Frage 2: Welche Oberflächenbehandlung ist für Küstenumgebungen haltbarer, PVDF oder eloxiert?
Beide Oberflächenbehandlungen bieten bei sachgemäßer Anwendung einen hervorragenden Korrosionsschutz. Eloxierte Oberflächen eignen sich jedoch besonders für Küstenregionen, da sie fest mit der Aluminiumoberfläche verbunden sind und Salznebel außergewöhnlich gut widerstehen. Eloxierte Oberflächen blättern nicht ab und splittern nicht. Eloxierte Oberflächen der Klasse I gemäß AAMA 611 bieten die höchste Korrosionsbeständigkeit.

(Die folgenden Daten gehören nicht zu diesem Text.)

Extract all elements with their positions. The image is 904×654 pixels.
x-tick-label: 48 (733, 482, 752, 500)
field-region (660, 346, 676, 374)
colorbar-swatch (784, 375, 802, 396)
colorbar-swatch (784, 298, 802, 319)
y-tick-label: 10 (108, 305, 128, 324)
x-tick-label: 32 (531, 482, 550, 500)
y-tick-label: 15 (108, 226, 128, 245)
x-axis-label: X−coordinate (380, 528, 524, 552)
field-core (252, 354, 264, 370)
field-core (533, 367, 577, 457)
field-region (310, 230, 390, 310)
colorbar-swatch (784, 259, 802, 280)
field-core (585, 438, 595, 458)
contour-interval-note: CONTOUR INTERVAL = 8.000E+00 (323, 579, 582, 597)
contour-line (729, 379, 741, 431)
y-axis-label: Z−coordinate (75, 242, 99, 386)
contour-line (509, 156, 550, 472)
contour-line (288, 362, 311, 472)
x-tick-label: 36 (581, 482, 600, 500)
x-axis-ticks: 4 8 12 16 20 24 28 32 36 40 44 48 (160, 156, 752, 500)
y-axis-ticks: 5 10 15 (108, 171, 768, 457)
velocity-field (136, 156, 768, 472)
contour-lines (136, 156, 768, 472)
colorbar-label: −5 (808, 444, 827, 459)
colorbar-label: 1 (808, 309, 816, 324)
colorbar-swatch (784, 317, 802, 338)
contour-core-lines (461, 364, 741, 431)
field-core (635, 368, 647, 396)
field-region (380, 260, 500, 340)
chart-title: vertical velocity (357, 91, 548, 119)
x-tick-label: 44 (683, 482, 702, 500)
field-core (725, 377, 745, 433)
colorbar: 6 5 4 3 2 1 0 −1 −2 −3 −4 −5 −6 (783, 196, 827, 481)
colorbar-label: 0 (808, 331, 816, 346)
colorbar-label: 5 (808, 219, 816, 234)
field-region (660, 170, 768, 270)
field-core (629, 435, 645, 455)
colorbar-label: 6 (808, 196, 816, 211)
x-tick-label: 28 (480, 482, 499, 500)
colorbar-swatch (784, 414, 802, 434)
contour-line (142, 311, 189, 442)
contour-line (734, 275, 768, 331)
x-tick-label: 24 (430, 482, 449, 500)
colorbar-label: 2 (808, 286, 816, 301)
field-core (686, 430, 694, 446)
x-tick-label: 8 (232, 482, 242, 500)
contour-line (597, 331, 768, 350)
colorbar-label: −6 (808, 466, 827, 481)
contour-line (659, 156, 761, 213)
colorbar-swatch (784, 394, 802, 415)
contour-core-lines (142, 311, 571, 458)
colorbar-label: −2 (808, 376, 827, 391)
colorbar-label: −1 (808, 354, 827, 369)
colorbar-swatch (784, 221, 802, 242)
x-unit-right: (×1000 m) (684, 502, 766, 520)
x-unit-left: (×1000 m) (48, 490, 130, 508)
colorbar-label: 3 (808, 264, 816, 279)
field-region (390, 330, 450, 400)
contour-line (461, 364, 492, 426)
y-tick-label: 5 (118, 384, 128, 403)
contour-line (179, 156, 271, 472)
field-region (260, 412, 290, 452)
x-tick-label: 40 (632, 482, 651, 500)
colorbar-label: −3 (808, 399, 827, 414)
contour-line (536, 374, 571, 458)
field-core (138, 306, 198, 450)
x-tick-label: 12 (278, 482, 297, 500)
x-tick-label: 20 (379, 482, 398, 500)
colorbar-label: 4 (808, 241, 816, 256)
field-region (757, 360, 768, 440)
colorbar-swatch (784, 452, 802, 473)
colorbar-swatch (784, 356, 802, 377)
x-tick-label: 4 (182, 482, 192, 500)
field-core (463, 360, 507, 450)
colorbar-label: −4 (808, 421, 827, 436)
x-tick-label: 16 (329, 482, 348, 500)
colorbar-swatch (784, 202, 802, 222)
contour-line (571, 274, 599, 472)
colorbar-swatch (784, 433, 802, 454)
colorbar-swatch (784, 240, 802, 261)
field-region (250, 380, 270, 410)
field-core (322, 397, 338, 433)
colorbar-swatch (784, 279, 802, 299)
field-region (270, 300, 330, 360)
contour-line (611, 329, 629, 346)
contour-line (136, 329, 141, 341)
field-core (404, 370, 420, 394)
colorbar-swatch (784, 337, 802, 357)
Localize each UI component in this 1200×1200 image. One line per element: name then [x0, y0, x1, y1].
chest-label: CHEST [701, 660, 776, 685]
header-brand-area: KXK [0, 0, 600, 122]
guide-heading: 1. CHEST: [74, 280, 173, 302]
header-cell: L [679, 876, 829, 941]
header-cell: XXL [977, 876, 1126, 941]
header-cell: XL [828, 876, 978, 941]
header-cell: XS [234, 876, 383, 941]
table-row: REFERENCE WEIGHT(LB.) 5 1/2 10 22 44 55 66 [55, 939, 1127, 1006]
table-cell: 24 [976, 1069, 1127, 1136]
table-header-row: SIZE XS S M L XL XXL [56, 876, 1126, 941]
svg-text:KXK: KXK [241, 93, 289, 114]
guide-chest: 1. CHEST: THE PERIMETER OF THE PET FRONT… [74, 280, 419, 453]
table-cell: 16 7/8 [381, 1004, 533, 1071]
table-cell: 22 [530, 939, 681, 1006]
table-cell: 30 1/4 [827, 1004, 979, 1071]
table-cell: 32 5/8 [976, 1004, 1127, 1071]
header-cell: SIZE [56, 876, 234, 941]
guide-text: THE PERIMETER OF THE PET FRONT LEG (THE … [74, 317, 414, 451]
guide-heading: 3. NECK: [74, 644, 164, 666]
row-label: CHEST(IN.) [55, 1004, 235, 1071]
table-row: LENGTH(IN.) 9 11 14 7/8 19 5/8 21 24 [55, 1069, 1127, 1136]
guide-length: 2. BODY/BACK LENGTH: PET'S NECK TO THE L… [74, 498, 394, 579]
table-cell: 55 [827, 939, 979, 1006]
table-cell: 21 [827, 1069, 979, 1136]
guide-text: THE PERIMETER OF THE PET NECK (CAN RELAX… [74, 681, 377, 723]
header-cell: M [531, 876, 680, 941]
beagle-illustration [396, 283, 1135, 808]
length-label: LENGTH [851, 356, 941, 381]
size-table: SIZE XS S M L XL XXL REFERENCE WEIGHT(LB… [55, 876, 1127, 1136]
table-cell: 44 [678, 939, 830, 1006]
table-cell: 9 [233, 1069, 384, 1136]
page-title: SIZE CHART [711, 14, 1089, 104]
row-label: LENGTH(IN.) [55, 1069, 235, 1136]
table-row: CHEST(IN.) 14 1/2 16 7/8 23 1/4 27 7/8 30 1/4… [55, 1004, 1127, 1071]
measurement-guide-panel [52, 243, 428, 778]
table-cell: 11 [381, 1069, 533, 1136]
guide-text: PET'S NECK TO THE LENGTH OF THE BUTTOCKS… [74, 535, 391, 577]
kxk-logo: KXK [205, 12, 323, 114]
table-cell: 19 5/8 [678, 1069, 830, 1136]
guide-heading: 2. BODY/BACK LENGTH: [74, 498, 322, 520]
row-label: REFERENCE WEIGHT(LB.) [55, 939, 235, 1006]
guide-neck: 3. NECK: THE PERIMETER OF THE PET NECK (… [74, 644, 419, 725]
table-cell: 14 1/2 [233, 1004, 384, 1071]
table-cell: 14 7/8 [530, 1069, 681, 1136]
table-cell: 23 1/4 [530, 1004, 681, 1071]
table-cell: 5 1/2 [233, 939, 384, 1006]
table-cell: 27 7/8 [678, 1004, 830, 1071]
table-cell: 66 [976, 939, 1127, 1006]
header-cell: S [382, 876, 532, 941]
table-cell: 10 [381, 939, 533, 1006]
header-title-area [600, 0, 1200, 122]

Frage 3: Warum sehen gleichfarbige Paneele an einer Gebäudefassade manchmal unterschiedlich aus?
Farbabweichungen entstehen durch Faktoren wie Betrachtungswinkel, Lichtverhältnisse, die Wahl des angrenzenden Glases und Chargenschwankungen bei der Beschichtung. Bei Metall- und Glimmerbeschichtungen beeinflusst die Ausrichtung der reflektierenden Partikel die wahrgenommene Farbe. Die AAMA-Richtlinien zum Betrachtungsabstand schreiben vor, dass Beschichtungen aus 3 Metern Entfernung auf sichtbare Oberflächenfehler geprüft werden sollten.

Frage 4: Welche Wartungsarbeiten sind an einer Aluminiumfassade erforderlich?
Der Pflegeaufwand variiert je nach Oberflächenart. Eloxierte Oberflächen benötigen nur minimalen Pflegeaufwand, während PVDF-Beschichtungen von regelmäßiger Reinigung mit einem milden Reinigungsmittel und weichen Tüchern profitieren. Vermeiden Sie stark saure oder alkalische Reiniger mit einem pH-Wert unter 5 oder über 8, da diese die Schutzschicht irreversibel beschädigen. Spülen Sie die Oberflächen nach der Reinigung gründlich mit klarem Wasser ab.

Abschließende Zusammenfassung

Die richtige Wahl treffen Aluminiumfassadenoberfläche Die sorgfältige Bewertung der Gebäudeumgebung, der ästhetischen Anforderungen und der langfristigen Leistungserwartungen erfordert eine präzise Analyse. Indem Architekten und Planer häufige Fehler wie die Verwendung von Farbbezeichnungen anstelle von Farbcodes, die Wahl ungeeigneter Beschichtungssysteme und die Vernachlässigung relevanter Spezifikationsstandards vermeiden, können sie die dauerhafte Haltbarkeit und optische Exzellenz ihrer Projekte sicherstellen. Achten Sie stets auf die Einhaltung der Norm AAMA 2605 für PVDF-Beschichtungen und AAMA 611 für eloxierte Oberflächen und berücksichtigen Sie bei Ihrer Auswahl die spezifischen Anforderungen der Gebäudeumgebung.